Some further observations:
* While reading the introduction, I got the impression that only text literals are considered. It should be made clearer from the beginning that all kinds of literals are meant.
* The example in the introduction may not be the best one, as it heavily depends on the way gender is reflected in DBpedia (i.e., as a text literal). Maybe choosing another example (e.g., older vs. younger actors) might be more approriate.
* Not all approaches in mentioned in the text are contained in Table 1 (e.g., KGloVe).
* In section 3, the label of property wdt:2048 ("height") should be given. Moreover, the unit of measure is explicitly given in Wikidata, so it is unclear why the value is not simply canonicalized.
* In section 5, the experiments in RESCAL for tail prediction are described as "fixing the relation type to rdf:type" - isn't that actually entity classification then?
* Also in section 5, under "other applications", predicting a person's weight is used as an example for "predicting the values of (discrete) attributes in a KG"; I rather conceptualize weight as a continuous predicate.
* In section 6.2, the authors state that Extended RESCAL is computationally too expensive to be considered. I would like to see some more details here (e.g., what are the system/runtime requirements? or a statement like "did not finish within a week" etc.)
* For the extended dataset in 6.2, some more details would be appreciated, such as min/max/avg text length in characters/words, language (all English?), no. of distinct words, etc.
* In section 7, is is unclear to me why approaches should only use the year fraction of the three dates, instead of converting them to UNIX time and treating the date as a number literal.
* In appendix A, I assume that these are the use cases discussed in the original papers, not the use cases in which those techniques could be used *in principle*. This should be clarified.

Minor typos:
p. 2: "the model should be enough" - a word is missing between "be" and "enough"
p. 15: LiterlaE

Review #4
By Diego Moussallem submitted on 01/Mar/2020
Major Revision
Review Comment:

This paper fulfills all required criteria by SWJ to be a survey paper. The authors made a great effort in extending their previously published paper. The topic of this survey is a trend across several CS communities, mainly for the Semantic Web one, and is essential for all researchers working on this area. I think this survey is a significant contribution.

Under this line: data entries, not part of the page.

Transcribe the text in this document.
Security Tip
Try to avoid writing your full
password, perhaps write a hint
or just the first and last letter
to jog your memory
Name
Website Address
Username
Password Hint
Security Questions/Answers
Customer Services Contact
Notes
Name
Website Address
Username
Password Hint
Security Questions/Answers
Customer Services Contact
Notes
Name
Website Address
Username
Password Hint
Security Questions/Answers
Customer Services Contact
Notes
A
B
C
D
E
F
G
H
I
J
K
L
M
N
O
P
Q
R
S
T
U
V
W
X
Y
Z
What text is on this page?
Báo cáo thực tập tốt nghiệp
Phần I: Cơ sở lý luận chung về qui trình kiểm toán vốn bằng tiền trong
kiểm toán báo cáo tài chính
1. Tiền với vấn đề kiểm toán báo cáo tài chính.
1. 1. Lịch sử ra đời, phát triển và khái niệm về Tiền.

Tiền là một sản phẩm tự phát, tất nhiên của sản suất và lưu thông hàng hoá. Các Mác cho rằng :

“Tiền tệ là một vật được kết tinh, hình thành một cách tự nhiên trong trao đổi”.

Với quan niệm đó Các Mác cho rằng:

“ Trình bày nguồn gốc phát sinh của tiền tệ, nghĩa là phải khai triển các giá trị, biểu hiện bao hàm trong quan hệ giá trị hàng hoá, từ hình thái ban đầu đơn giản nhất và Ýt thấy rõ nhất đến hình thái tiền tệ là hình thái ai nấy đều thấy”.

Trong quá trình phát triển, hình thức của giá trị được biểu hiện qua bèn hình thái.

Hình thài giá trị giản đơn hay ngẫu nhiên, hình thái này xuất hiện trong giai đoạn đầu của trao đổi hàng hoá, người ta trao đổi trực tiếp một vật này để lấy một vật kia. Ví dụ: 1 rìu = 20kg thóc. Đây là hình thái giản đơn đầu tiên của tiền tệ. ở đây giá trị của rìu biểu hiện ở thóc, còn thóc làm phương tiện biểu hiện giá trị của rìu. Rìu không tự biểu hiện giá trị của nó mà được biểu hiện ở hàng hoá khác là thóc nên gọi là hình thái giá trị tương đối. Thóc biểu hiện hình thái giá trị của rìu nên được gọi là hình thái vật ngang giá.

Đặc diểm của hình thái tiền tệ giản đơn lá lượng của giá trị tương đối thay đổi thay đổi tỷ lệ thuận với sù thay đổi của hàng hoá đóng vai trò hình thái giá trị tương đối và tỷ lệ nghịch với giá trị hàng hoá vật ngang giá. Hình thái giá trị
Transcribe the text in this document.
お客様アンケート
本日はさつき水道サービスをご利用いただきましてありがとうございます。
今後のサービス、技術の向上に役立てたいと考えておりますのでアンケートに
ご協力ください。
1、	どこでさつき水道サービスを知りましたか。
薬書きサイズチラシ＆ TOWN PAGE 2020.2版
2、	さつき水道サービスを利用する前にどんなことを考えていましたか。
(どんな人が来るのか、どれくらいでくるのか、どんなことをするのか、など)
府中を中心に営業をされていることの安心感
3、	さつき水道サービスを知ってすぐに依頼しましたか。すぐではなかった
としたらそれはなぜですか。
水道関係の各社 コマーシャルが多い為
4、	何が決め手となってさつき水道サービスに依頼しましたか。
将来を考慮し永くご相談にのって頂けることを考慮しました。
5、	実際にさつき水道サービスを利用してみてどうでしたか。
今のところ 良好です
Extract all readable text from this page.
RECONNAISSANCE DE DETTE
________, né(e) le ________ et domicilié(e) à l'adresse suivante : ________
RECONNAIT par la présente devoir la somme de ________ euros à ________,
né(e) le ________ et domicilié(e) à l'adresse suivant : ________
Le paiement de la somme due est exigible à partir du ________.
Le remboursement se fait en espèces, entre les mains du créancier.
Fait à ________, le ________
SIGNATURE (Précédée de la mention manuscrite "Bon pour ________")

Overall, the paper is well-motivated and gives a helpful overview regarding KGE augmented with literals. Additionally, the authors performed their experiments on the surveyed approaches. However, some statements are wrong, and the overall presentation is a bit confusing and should be improved. Additionally, some important papers are missing and should be added in this survey [1,2,3,4,5]. Therefore, the paper requires some improvements before being accepted for publication.

My comments follow below:

1 - Introduction
It is clear, direct, and motivated. However, the following statement is wrong.
" However, most of these approaches, including the current state-of-the-art TransE [10], are structure-based embeddings which do not make use of any literal information i.e., only triples consisting of entities connected via properties are usually considered. "

TransE is not a SOTA approach anymore. Please fix it.

2 - Related work:

There the authors wrote:

" Different KG embedding techniques have been proposed so far which can be categorized as translation based models, semantic matching models, models incorporating entity types, models incorporating relation paths, models using logical rules, models with temporal information, models using graph structures, and models incorporating information represented in literals"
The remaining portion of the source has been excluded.